不止是一棵,四周的树木都有波及,一声声断裂声接连响起,让萧初音身心一颤,觉得有些不太相信。
那爆炸的中心,血气与火光在交织,牧渔的声音不曾断去,长啸依旧,体内的血气烘炉作响,那诵经之声越发清晰了起来,就连血气也赤亮了许多。
“萧姑娘,得罪了!”
血气化作焰火,护住了牧渔,在漫空遍地的爆炸之中,不能伤及他丝毫。牧渔双拳接连递出,如双虎争锋,搅动着这满目的爆炸余波,向着四周散去。而那法器组合而成的玄光应龙,早已支离破碎。
“小贼!”
萧初音咬牙望着腾空而来的牧渔,心中大恨。
“那盏佛灯这般逆天,这才多久,竟然让他这般脱胎换骨,修为突破了好几层!”
萧初音早已将那佛灯当做了自己的,只是被牧渔抢走了而已。如今看到牧渔因为那盏佛灯修为大进,萧初音更是觉得自己亏大了。虽说不知牧渔修为具体精进到了哪个地步,但总归是受益匪浅。
牧渔转变了形势,主动出击,《追风步》转守为攻,一式蛇掌袭向萧初音。

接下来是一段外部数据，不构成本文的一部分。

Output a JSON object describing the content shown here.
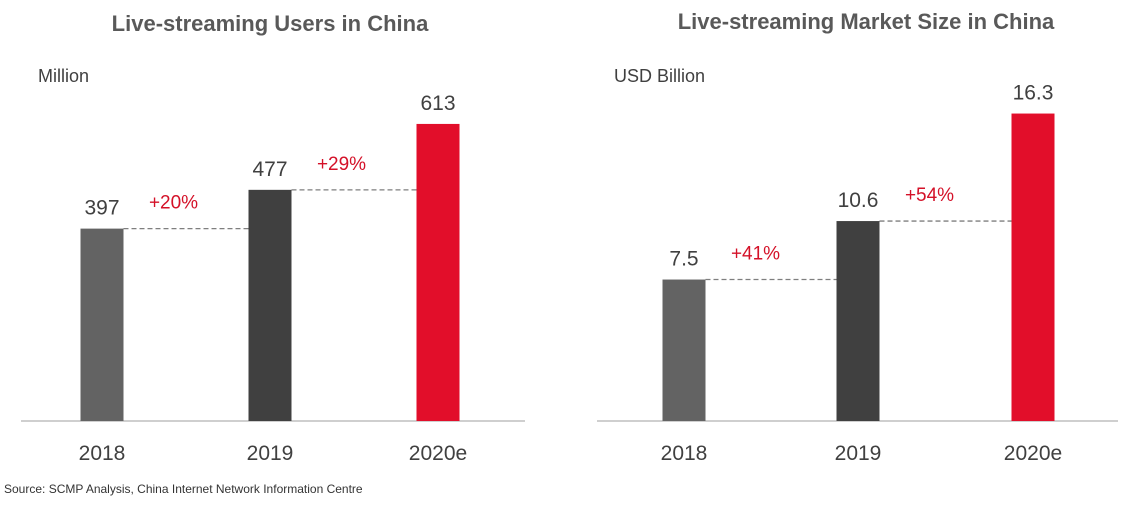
{
  "colors": {
    "bar_2018": "#636363",
    "bar_2019": "#404040",
    "bar_2020": "#e20e2a",
    "growth_text": "#d41128",
    "title_text": "#595959",
    "label_text": "#404040",
    "axis": "#bfbfbf",
    "dashed": "#7f7f7f"
  },
  "source": "Source: SCMP Analysis, China Internet Network Information Centre",
  "chart_data": [
    {
      "type": "bar",
      "title": "Live-streaming Users in China",
      "unit_label": "Million",
      "categories": [
        "2018",
        "2019",
        "2020e"
      ],
      "values": [
        397,
        477,
        613
      ],
      "value_labels": [
        "397",
        "477",
        "613"
      ],
      "growth_labels": [
        "+20%",
        "+29%"
      ],
      "ylim": [
        0,
        650
      ],
      "grid": false
    },
    {
      "type": "bar",
      "title": "Live-streaming Market Size in China",
      "unit_label": "USD Billion",
      "categories": [
        "2018",
        "2019",
        "2020e"
      ],
      "values": [
        7.5,
        10.6,
        16.3
      ],
      "value_labels": [
        "7.5",
        "10.6",
        "16.3"
      ],
      "growth_labels": [
        "+41%",
        "+54%"
      ],
      "ylim": [
        0,
        16.7
      ],
      "grid": false
    }
  ]
}
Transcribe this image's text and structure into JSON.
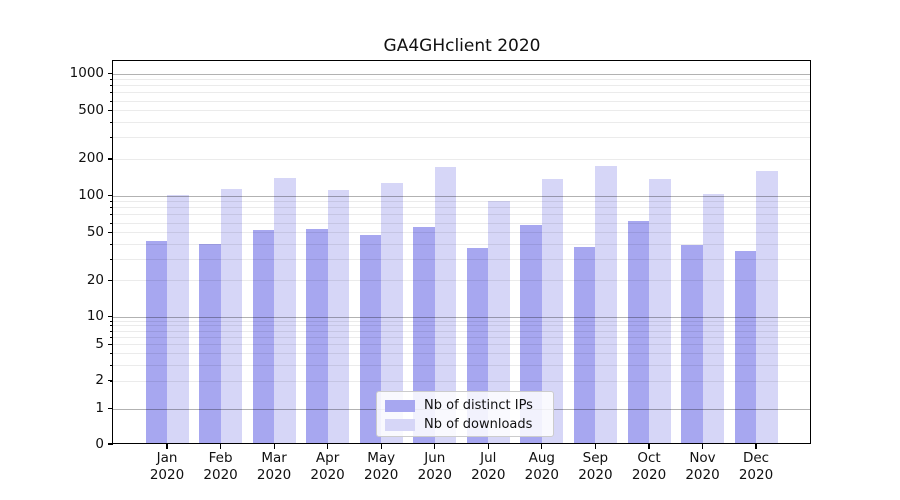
{
  "chart_data": {
    "type": "bar",
    "title": "GA4GHclient 2020",
    "categories": [
      "Jan\n2020",
      "Feb\n2020",
      "Mar\n2020",
      "Apr\n2020",
      "May\n2020",
      "Jun\n2020",
      "Jul\n2020",
      "Aug\n2020",
      "Sep\n2020",
      "Oct\n2020",
      "Nov\n2020",
      "Dec\n2020"
    ],
    "series": [
      {
        "name": "Nb of distinct IPs",
        "color": "#a7a7f0",
        "values": [
          42,
          40,
          52,
          53,
          47,
          55,
          37,
          57,
          38,
          62,
          39,
          35
        ]
      },
      {
        "name": "Nb of downloads",
        "color": "#d6d6f7",
        "values": [
          102,
          113,
          140,
          112,
          128,
          172,
          91,
          137,
          174,
          137,
          104,
          158
        ]
      }
    ],
    "xlabel": "",
    "ylabel": "",
    "yscale": "symlog",
    "yticks": [
      0,
      1,
      2,
      5,
      10,
      20,
      50,
      100,
      200,
      500,
      1000
    ],
    "ylim": [
      0,
      1270
    ],
    "grid": "both",
    "legend_position": "lower center",
    "colors": {
      "major_grid": "rgba(0,0,0,0.30)",
      "minor_grid": "rgba(0,0,0,0.08)",
      "spine": "#000000",
      "background": "#ffffff"
    }
  },
  "legend": {
    "items": [
      {
        "label": "Nb of distinct IPs"
      },
      {
        "label": "Nb of downloads"
      }
    ]
  }
}
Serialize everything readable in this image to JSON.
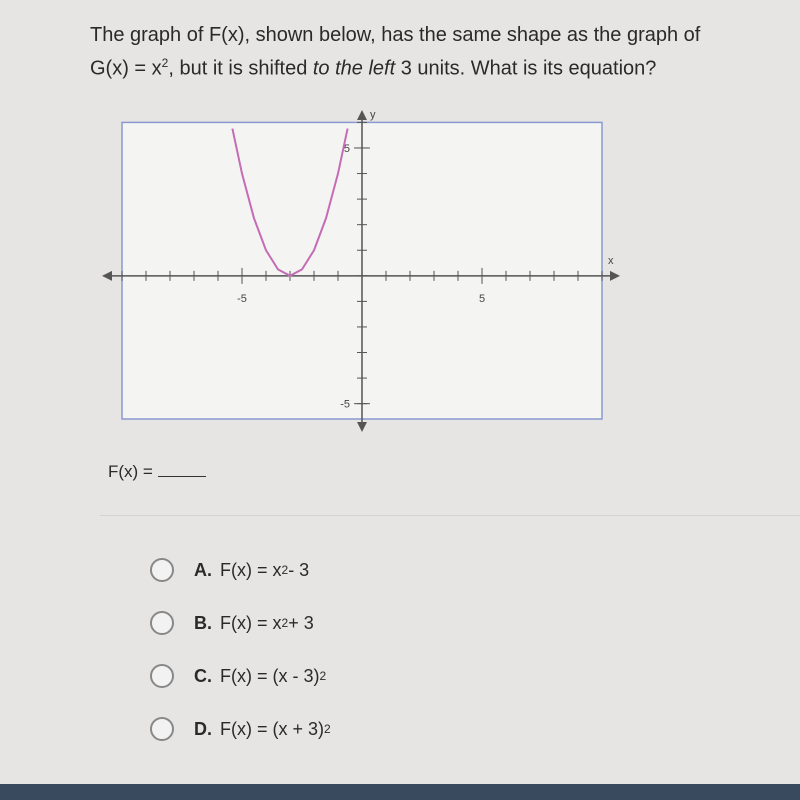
{
  "question": {
    "line1": "The graph of F(x), shown below, has the same shape as the graph of",
    "line2": [
      "G(x) = x",
      "2",
      ", but it is shifted ",
      "to the left",
      " 3 units. What is its equation?"
    ]
  },
  "chart_data": {
    "type": "line",
    "x_label": "x",
    "y_label": "y",
    "xlim": [
      -10,
      10
    ],
    "ylim": [
      -5.6,
      6
    ],
    "xticks": [
      -5,
      5
    ],
    "yticks": [
      -5,
      5
    ],
    "series": [
      {
        "color": "#c46cb4",
        "x": [
          -5.4,
          -5,
          -4.5,
          -4,
          -3.5,
          -3,
          -2.5,
          -2,
          -1.5,
          -1,
          -0.6
        ],
        "values": [
          5.76,
          4,
          2.25,
          1,
          0.25,
          0,
          0.25,
          1,
          2.25,
          4,
          5.76
        ]
      }
    ]
  },
  "prompt": "F(x) =",
  "options": [
    {
      "letter": "A.",
      "expr": [
        "F(x) = x",
        "2",
        " - 3"
      ]
    },
    {
      "letter": "B.",
      "expr": [
        "F(x) = x",
        "2",
        " + 3"
      ]
    },
    {
      "letter": "C.",
      "expr": [
        "F(x) = (x - 3)",
        "2"
      ]
    },
    {
      "letter": "D.",
      "expr": [
        "F(x) = (x + 3)",
        "2"
      ]
    }
  ]
}
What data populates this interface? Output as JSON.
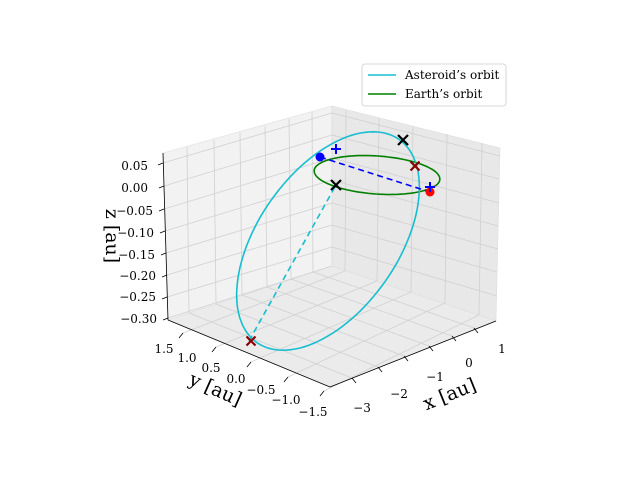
{
  "chart_data": {
    "type": "line",
    "projection": "3d",
    "grid": true,
    "legend_position": "top-right",
    "axes": {
      "x": {
        "label": "x [au]",
        "ticks": [
          "−3",
          "−2",
          "−1",
          "0",
          "1"
        ]
      },
      "y": {
        "label": "y [au]",
        "ticks": [
          "1.5",
          "1.0",
          "0.5",
          "0.0",
          "−0.5",
          "−1.0",
          "−1.5"
        ]
      },
      "z": {
        "label": "z [au]",
        "ticks": [
          "0.05",
          "0.00",
          "−0.05",
          "−0.10",
          "−0.15",
          "−0.20",
          "−0.25",
          "−0.30"
        ]
      }
    },
    "series": [
      {
        "name": "Asteroid’s orbit",
        "color": "#17becf",
        "style": "solid"
      },
      {
        "name": "Earth’s orbit",
        "color": "#008000",
        "style": "solid"
      }
    ],
    "lines": [
      {
        "color": "#17becf",
        "style": "dashed"
      },
      {
        "color": "#0000ff",
        "style": "dashed"
      }
    ],
    "markers": [
      {
        "shape": "circle",
        "color": "#0000ff"
      },
      {
        "shape": "circle",
        "color": "#ff0000"
      },
      {
        "shape": "plus",
        "color": "#0000ff"
      },
      {
        "shape": "plus",
        "color": "#0000ff"
      },
      {
        "shape": "x",
        "color": "#000000"
      },
      {
        "shape": "x",
        "color": "#000000"
      },
      {
        "shape": "x",
        "color": "#8b0000"
      },
      {
        "shape": "x",
        "color": "#8b0000"
      }
    ]
  }
}
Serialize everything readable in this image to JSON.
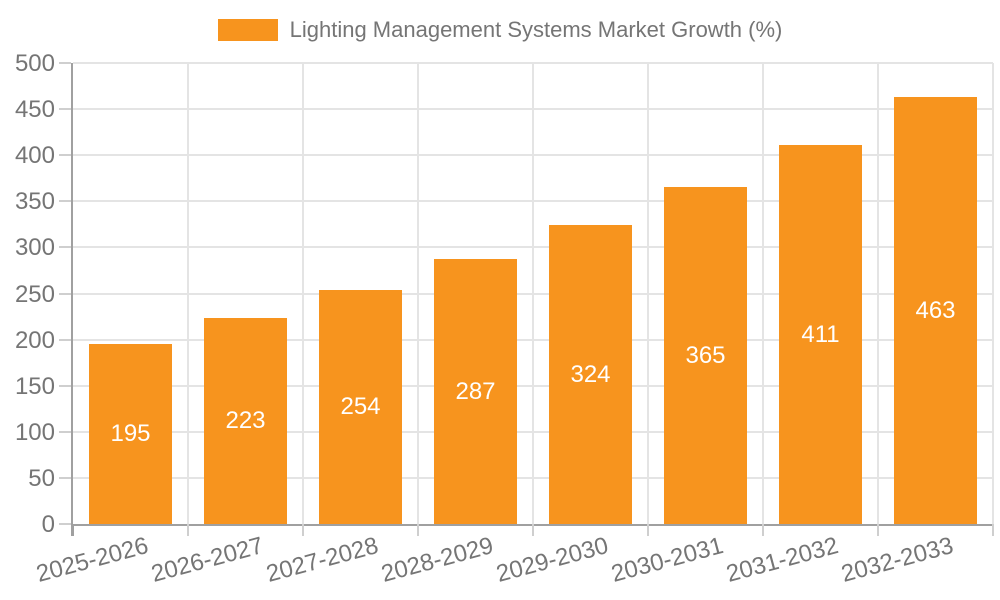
{
  "legend": {
    "label": "Lighting Management Systems Market Growth (%)",
    "position": "top"
  },
  "chart_data": {
    "type": "bar",
    "title": "Lighting Management Systems Market Growth (%)",
    "categories": [
      "2025-2026",
      "2026-2027",
      "2027-2028",
      "2028-2029",
      "2029-2030",
      "2030-2031",
      "2031-2032",
      "2032-2033"
    ],
    "values": [
      195,
      223,
      254,
      287,
      324,
      365,
      411,
      463
    ],
    "xlabel": "",
    "ylabel": "",
    "ylim": [
      0,
      500
    ],
    "ytick_step": 50,
    "yticks": [
      0,
      50,
      100,
      150,
      200,
      250,
      300,
      350,
      400,
      450,
      500
    ],
    "grid": true,
    "legend_position": "top",
    "bar_color": "#F7941E",
    "value_label_color": "#FFFFFF",
    "axis_color": "#A0A0A0",
    "tick_color": "#CFCFCF",
    "tick_label_color": "#757575",
    "gridline_color": "#E4E4E4",
    "x_label_rotation_deg": -15
  }
}
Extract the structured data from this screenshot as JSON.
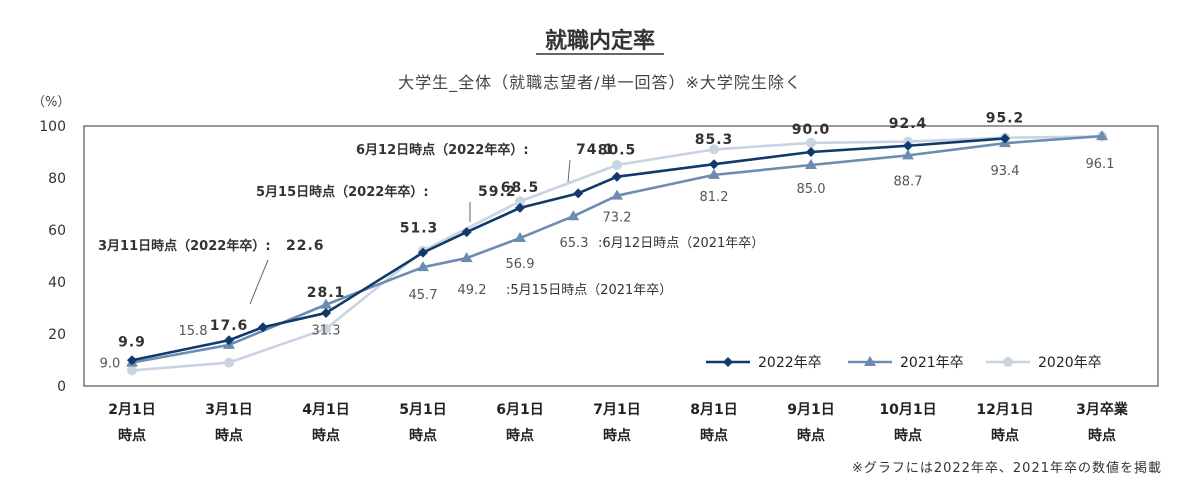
{
  "chart_data": {
    "type": "line",
    "title": "就職内定率",
    "subtitle": "大学生_全体（就職志望者/単一回答）※大学院生除く",
    "y_unit": "（%）",
    "ylim": [
      0,
      100
    ],
    "yticks": [
      "0",
      "20",
      "40",
      "60",
      "80",
      "100"
    ],
    "categories": [
      [
        "2月1日",
        "時点"
      ],
      [
        "3月1日",
        "時点"
      ],
      [
        "4月1日",
        "時点"
      ],
      [
        "5月1日",
        "時点"
      ],
      [
        "6月1日",
        "時点"
      ],
      [
        "7月1日",
        "時点"
      ],
      [
        "8月1日",
        "時点"
      ],
      [
        "9月1日",
        "時点"
      ],
      [
        "10月1日",
        "時点"
      ],
      [
        "12月1日",
        "時点"
      ],
      [
        "3月卒業",
        "時点"
      ]
    ],
    "series": [
      {
        "name": "2022年卒",
        "color": "#0f3a6b",
        "marker": "diamond",
        "points": [
          {
            "x": 0,
            "y": 9.9,
            "label": "9.9"
          },
          {
            "x": 1,
            "y": 17.6,
            "label": "17.6"
          },
          {
            "x": 1.35,
            "y": 22.6
          },
          {
            "x": 2,
            "y": 28.1,
            "label": "28.1"
          },
          {
            "x": 3,
            "y": 51.3,
            "label": "51.3"
          },
          {
            "x": 3.45,
            "y": 59.2
          },
          {
            "x": 4,
            "y": 68.5,
            "label": "68.5"
          },
          {
            "x": 4.6,
            "y": 74.1
          },
          {
            "x": 5,
            "y": 80.5,
            "label": "80.5"
          },
          {
            "x": 6,
            "y": 85.3,
            "label": "85.3"
          },
          {
            "x": 7,
            "y": 90.0,
            "label": "90.0"
          },
          {
            "x": 8,
            "y": 92.4,
            "label": "92.4"
          },
          {
            "x": 9,
            "y": 95.2,
            "label": "95.2"
          }
        ]
      },
      {
        "name": "2021年卒",
        "color": "#6d8db0",
        "marker": "triangle",
        "points": [
          {
            "x": 0,
            "y": 9.0,
            "label": "9.0"
          },
          {
            "x": 1,
            "y": 15.8,
            "label": "15.8"
          },
          {
            "x": 2,
            "y": 31.3,
            "label": "31.3"
          },
          {
            "x": 3,
            "y": 45.7,
            "label": "45.7"
          },
          {
            "x": 3.45,
            "y": 49.2
          },
          {
            "x": 4,
            "y": 56.9,
            "label": "56.9"
          },
          {
            "x": 4.55,
            "y": 65.3
          },
          {
            "x": 5,
            "y": 73.2,
            "label": "73.2"
          },
          {
            "x": 6,
            "y": 81.2,
            "label": "81.2"
          },
          {
            "x": 7,
            "y": 85.0,
            "label": "85.0"
          },
          {
            "x": 8,
            "y": 88.7,
            "label": "88.7"
          },
          {
            "x": 9,
            "y": 93.4,
            "label": "93.4"
          },
          {
            "x": 10,
            "y": 96.1,
            "label": "96.1"
          }
        ]
      },
      {
        "name": "2020年卒",
        "color": "#c9d4e3",
        "marker": "circle",
        "points": [
          {
            "x": 0,
            "y": 6.0
          },
          {
            "x": 1,
            "y": 9.0
          },
          {
            "x": 2,
            "y": 22.0
          },
          {
            "x": 3,
            "y": 52.0
          },
          {
            "x": 4,
            "y": 71.0
          },
          {
            "x": 5,
            "y": 85.0
          },
          {
            "x": 6,
            "y": 91.0
          },
          {
            "x": 7,
            "y": 93.5
          },
          {
            "x": 8,
            "y": 94.0
          },
          {
            "x": 9,
            "y": 95.5
          },
          {
            "x": 10,
            "y": 96.0
          }
        ]
      }
    ],
    "annotations": [
      {
        "name": "ann-3-11",
        "text": "3月11日時点（2022年卒）:",
        "value": "22.6",
        "series": 0,
        "x": 1.35,
        "y": 22.6
      },
      {
        "name": "ann-5-15-2022",
        "text": "5月15日時点（2022年卒）:",
        "value": "59.2",
        "series": 0,
        "x": 3.45,
        "y": 59.2
      },
      {
        "name": "ann-6-12-2022",
        "text": "6月12日時点（2022年卒）:",
        "value": "74.1",
        "series": 0,
        "x": 4.6,
        "y": 74.1
      },
      {
        "name": "ann-5-15-2021",
        "text": ":5月15日時点（2021年卒）",
        "value": "49.2",
        "series": 1,
        "x": 3.45,
        "y": 49.2
      },
      {
        "name": "ann-6-12-2021",
        "text": ":6月12日時点（2021年卒）",
        "value": "65.3",
        "series": 1,
        "x": 4.55,
        "y": 65.3
      }
    ],
    "legend": {
      "placement": "bottom-right",
      "items": [
        "2022年卒",
        "2021年卒",
        "2020年卒"
      ]
    },
    "grid": false
  },
  "footnote": "※グラフには2022年卒、2021年卒の数値を掲載"
}
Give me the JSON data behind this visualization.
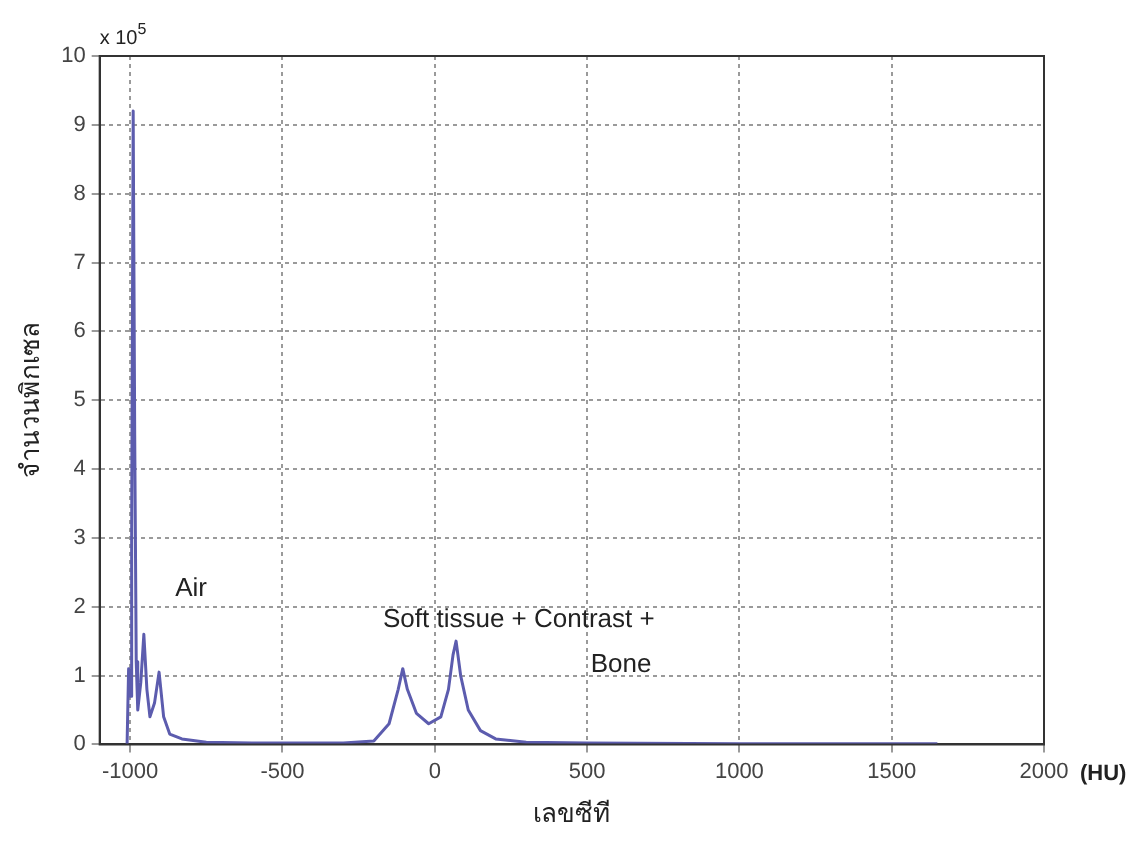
{
  "chart_data": {
    "type": "line",
    "xlabel": "เลขซีที",
    "ylabel": "จำนวนพิกเซล",
    "x": [
      -1010,
      -1005,
      -1000,
      -995,
      -990,
      -985,
      -980,
      -975,
      -965,
      -955,
      -945,
      -935,
      -920,
      -905,
      -890,
      -870,
      -830,
      -750,
      -600,
      -300,
      -200,
      -150,
      -120,
      -105,
      -90,
      -60,
      -20,
      20,
      45,
      60,
      70,
      85,
      110,
      150,
      200,
      300,
      500,
      1000,
      1500,
      1650
    ],
    "series": [
      {
        "color": "#5c5cae",
        "values": [
          0,
          1.1,
          0.7,
          3.0,
          9.2,
          4.5,
          1.2,
          0.5,
          0.9,
          1.6,
          0.8,
          0.4,
          0.6,
          1.05,
          0.4,
          0.15,
          0.08,
          0.03,
          0.02,
          0.02,
          0.05,
          0.3,
          0.8,
          1.1,
          0.8,
          0.45,
          0.3,
          0.4,
          0.8,
          1.3,
          1.5,
          1.0,
          0.5,
          0.2,
          0.08,
          0.03,
          0.02,
          0.01,
          0.01,
          0.01
        ]
      }
    ],
    "xlim": [
      -1100,
      2000
    ],
    "xticks": [
      -1000,
      -500,
      0,
      500,
      1000,
      1500,
      2000
    ],
    "ylim": [
      0,
      10
    ],
    "yticks": [
      0,
      1,
      2,
      3,
      4,
      5,
      6,
      7,
      8,
      9,
      10
    ],
    "grid": true,
    "legend": false,
    "marker": "none",
    "line_style": "solid",
    "annotations": [
      "x 10$^{5}$",
      "(HU)",
      "Air",
      "Soft tissue + Contrast +",
      "Bone"
    ]
  }
}
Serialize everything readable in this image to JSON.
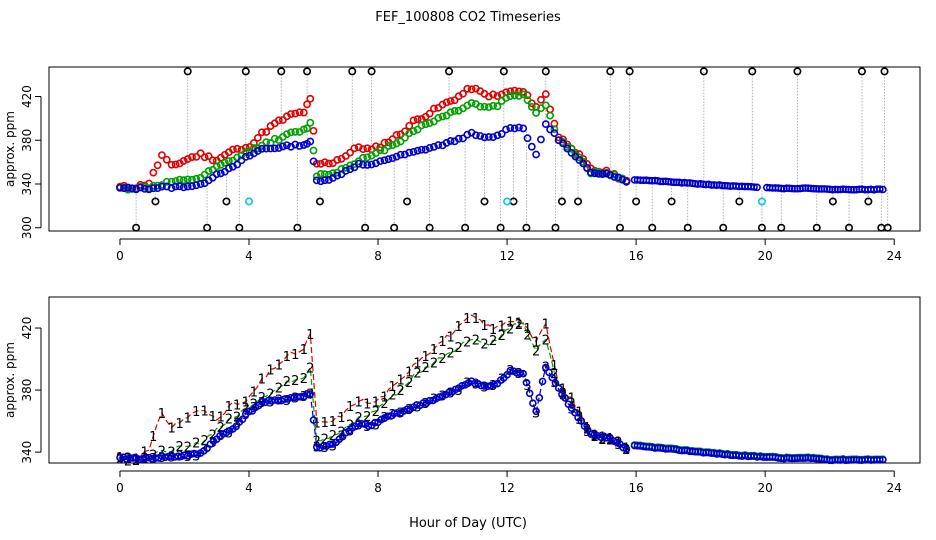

萧初音见状立即后退,同时再次唤出两件法器,一剑一塔环绕左右,真气转动,以那柄剑形法器为介,激射出道道剑气,同时那塔形法器转动,一根根状若牛毛的暗淡飞针射出,洒向袭来的牧渔。
砰!
牧渔贴近萧初音,一掌拍在萧初音落脚的树干之上,那需数人合抱的大树顿时炸裂开来,道道裂痕绽开,接着便断裂了开来。牧渔稍稍一愣,想不到自己的肉身力量竟然有这般厉害,只是也没有多想,脚下步伐一转,继续追上了萧初音,让她无法换气。
萧初音一件件法器抛出,就连牧渔都看着肉疼,不过,牧渔同样也在感叹萧初音的精神力极为过人,尽然能够接连驱使这般多的法器,只怕是炼了专门增强神魂的道法。
两人从单方面的追杀转变成了势均力敌的厮杀,牧渔近身战力惊人,打得萧初音连连告退。而萧初音法器无穷,精神力过人,几次打破了牧渔的护体血焰,将牧渔逼退。
两人接力经过的树木,不是被牧渔一拳轰开,就是被萧初音的法器炸裂,一路战了过来,从云端往下,好似在这树海之上开辟了一条漆黑路径出来。
轰!
牧渔再一次跳出了法器自爆的范围,血焰破碎,只是转眼又愈合了起来。
“萧姑娘,停手吧,这般下去,你我都得不到好处!”
萧初音体内真气在剧烈翻腾,也消耗严重,却不肯低头,喝道:“无耻!那你将佛灯还我!”
牧渔:“好,我将佛灯还你,咱们罢手如何?”
萧初音一愣,有些不相信,说道:“那你先将佛灯还我!”
牧渔叹了一口气,回道:“萧姑娘接好!”
说罢,真将那佛灯丢了过去。
萧初音伸手一接,佛灯落在手中,尽然有些不太相信。